Однажды в утреннем полусне мне пришла на ум странная фраза: «Умирает сама». В то же время я ясно видел, что душу подушкой что-то живое, и пытался убедить себя в том, что так метафорически умирает наша любовь. Но неизвестный голос, подсказавший мне эту фразу, ошибался. Она умирала не сама. Это была работа, в том смысле, в каком когда-то называли «работой» родовые потуги, или в каком Фрейд говорит о «работе траура» — последняя заключается в том, что человек одно за другим прокручивает в голове все воспоминания, с которыми связано любимое существо, чтобы отделить его от них, как отделяют переводную картинку от тонкой бумаги, к которой она прикреплена, для этого надо смочить и прогладить, сильно нажимая пальцем или лезвием ножа на каждый квадратный миллиметр поверхности.

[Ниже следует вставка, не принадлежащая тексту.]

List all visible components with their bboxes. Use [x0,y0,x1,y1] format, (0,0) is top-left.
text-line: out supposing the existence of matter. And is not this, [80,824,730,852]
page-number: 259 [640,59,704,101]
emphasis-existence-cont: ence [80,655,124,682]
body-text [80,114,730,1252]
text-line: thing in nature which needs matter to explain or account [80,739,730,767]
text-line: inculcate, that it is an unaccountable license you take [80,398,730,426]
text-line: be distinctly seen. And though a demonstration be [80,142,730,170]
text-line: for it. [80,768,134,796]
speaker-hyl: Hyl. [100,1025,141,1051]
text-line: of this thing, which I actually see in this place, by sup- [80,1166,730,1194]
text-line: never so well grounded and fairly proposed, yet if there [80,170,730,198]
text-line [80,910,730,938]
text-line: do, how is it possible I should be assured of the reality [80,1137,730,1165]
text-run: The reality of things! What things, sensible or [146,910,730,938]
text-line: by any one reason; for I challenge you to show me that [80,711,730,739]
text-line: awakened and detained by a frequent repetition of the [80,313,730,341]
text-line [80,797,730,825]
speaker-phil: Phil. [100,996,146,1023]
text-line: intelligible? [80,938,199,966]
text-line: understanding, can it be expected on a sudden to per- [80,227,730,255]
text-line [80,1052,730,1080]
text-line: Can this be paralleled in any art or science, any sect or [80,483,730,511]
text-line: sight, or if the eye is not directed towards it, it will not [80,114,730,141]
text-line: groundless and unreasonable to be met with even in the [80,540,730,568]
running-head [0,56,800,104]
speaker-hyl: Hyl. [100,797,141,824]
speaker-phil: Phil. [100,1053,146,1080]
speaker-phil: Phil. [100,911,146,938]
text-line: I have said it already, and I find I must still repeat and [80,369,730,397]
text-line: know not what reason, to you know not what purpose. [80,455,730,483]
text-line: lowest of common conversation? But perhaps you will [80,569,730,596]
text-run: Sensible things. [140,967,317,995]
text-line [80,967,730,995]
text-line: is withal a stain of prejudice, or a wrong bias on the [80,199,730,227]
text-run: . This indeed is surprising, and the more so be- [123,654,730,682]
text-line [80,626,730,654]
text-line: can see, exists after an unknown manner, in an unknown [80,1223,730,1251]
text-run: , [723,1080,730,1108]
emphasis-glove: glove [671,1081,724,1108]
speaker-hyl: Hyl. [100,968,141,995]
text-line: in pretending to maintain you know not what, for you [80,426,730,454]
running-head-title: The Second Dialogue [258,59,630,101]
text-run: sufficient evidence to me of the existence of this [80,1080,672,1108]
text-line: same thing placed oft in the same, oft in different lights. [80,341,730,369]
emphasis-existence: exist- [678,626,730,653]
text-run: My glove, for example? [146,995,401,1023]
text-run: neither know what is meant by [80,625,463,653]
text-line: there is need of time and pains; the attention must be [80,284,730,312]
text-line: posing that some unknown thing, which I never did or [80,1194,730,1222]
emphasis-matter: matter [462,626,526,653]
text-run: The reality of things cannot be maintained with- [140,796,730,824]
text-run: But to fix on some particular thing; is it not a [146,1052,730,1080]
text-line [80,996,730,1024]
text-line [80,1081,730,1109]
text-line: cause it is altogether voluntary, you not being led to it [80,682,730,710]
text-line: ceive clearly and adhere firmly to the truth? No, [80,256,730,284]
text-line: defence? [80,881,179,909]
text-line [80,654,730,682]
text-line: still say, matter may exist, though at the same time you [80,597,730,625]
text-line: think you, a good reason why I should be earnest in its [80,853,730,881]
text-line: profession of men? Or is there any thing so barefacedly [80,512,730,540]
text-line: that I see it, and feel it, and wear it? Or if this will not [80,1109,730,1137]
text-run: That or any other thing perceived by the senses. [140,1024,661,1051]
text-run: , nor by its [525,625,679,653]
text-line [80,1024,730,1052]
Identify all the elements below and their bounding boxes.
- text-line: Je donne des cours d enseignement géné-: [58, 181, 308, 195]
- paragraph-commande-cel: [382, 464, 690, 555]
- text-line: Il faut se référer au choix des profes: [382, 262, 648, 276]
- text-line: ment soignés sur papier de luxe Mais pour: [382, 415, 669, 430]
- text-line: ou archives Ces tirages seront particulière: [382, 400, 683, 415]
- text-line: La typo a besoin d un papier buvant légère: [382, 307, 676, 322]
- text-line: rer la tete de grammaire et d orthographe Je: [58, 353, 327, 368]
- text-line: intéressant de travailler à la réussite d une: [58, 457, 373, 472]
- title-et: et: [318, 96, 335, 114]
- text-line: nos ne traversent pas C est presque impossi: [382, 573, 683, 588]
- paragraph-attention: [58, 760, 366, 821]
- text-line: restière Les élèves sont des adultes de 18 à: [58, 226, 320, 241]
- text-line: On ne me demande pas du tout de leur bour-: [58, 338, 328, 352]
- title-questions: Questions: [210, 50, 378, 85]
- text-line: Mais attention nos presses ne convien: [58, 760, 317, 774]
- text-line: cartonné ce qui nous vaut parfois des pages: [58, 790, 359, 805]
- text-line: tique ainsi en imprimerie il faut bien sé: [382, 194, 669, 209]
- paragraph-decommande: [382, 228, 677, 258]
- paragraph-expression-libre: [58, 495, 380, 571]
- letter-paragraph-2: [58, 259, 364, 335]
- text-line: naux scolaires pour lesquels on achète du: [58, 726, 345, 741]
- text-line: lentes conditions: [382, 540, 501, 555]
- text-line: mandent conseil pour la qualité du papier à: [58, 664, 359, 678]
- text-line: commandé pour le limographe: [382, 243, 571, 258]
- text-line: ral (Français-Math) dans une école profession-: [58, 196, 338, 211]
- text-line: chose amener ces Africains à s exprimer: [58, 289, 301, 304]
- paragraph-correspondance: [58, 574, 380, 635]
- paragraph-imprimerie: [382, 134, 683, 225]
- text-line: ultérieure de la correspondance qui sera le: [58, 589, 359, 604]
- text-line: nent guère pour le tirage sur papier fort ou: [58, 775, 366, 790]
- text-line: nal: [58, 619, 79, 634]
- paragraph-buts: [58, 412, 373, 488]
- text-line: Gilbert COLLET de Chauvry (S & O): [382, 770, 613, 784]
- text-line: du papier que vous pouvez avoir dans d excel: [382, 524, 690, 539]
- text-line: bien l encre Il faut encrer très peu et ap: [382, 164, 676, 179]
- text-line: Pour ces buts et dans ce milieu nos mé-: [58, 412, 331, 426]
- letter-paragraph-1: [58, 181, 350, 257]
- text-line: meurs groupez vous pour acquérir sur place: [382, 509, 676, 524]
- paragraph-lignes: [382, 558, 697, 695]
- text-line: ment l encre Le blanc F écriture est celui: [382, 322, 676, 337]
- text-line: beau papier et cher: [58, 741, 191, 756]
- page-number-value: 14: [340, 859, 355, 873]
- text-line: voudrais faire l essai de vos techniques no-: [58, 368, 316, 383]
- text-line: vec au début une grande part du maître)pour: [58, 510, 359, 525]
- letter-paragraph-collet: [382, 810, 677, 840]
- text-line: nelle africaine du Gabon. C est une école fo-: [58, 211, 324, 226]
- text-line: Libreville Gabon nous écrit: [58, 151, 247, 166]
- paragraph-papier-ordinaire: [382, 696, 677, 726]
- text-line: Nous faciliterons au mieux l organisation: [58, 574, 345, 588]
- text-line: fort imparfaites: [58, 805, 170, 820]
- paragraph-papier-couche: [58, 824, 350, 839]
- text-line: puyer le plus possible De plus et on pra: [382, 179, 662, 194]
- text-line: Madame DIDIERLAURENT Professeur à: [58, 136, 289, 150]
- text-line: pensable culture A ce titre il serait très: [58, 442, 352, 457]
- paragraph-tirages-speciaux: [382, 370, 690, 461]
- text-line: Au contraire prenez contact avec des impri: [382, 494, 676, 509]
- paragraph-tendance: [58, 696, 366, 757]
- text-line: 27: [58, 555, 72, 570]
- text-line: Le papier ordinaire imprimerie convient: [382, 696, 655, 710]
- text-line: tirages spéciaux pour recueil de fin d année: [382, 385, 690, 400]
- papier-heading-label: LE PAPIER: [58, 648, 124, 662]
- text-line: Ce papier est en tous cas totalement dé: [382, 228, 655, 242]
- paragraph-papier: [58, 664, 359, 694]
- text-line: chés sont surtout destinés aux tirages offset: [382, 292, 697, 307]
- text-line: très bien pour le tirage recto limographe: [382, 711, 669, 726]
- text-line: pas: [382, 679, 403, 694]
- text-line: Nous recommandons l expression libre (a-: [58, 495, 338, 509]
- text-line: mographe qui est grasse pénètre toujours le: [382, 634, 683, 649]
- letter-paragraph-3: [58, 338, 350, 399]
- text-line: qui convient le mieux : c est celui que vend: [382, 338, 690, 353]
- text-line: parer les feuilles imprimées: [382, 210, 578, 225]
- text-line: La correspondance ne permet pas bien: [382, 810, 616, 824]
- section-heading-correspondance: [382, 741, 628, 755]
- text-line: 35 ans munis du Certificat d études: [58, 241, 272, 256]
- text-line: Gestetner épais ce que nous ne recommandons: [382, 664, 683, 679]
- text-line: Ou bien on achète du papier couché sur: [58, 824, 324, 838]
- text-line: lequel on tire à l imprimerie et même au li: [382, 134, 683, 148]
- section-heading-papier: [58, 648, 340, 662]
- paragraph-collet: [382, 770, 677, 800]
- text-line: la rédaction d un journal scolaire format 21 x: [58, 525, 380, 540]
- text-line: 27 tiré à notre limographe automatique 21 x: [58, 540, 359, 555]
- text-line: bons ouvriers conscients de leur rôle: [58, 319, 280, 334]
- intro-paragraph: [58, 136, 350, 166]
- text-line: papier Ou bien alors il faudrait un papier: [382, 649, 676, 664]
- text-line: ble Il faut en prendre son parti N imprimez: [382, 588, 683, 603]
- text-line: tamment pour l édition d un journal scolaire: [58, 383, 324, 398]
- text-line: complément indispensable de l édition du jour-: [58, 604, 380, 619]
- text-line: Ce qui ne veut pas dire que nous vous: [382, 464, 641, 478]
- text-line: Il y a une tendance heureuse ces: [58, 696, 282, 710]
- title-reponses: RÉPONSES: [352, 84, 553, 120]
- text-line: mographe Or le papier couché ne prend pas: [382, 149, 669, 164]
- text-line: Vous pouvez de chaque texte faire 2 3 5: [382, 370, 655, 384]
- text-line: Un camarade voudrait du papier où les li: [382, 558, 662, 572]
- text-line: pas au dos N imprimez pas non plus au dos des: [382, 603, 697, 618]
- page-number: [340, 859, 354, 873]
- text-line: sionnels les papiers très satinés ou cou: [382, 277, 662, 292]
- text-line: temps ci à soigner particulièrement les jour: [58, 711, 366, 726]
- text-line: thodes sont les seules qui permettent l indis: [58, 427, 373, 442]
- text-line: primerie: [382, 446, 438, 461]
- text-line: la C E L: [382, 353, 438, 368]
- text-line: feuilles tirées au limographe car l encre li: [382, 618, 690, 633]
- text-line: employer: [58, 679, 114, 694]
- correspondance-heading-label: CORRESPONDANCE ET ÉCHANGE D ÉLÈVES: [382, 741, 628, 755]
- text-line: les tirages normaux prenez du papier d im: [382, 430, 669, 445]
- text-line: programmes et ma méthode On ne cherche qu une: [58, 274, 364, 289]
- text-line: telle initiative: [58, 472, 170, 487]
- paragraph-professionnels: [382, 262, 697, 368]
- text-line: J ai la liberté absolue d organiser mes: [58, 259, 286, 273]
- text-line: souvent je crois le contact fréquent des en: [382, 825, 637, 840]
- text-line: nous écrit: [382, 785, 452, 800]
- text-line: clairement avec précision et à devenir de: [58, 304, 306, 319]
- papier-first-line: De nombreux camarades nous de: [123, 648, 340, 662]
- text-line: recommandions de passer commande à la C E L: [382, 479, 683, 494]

Работа забвения, с которой я столкнулся теперь, была и безобиднее, и страшнее. Безобиднее, потому что не было настоящего траура: Легация была жива, что-то могло все же возобновиться между нами, хотя это и представлялось все менее вероятным. Но и страшнее, потому что простая возможность этого возобновления — которое, может быть, зависело только от новой внезапной встречи или телефонного звонка — каждую минуту рисковала поставить все под вопрос и мешала настоящему завершению и даже настоящему забыванию. (Вот почему — чтобы, по крайней мере, избежать этих «дурных» сюрпризов — те больные любовью, которые действительно хотят выздороветь, уезжают, не оставляя адреса, в далекие и долгие путешествия, которые могут и правда уравнять их работу с работой траура, обеспечивая себе таким образом спокойный итог, как бы ни был долог и болезнен путь.)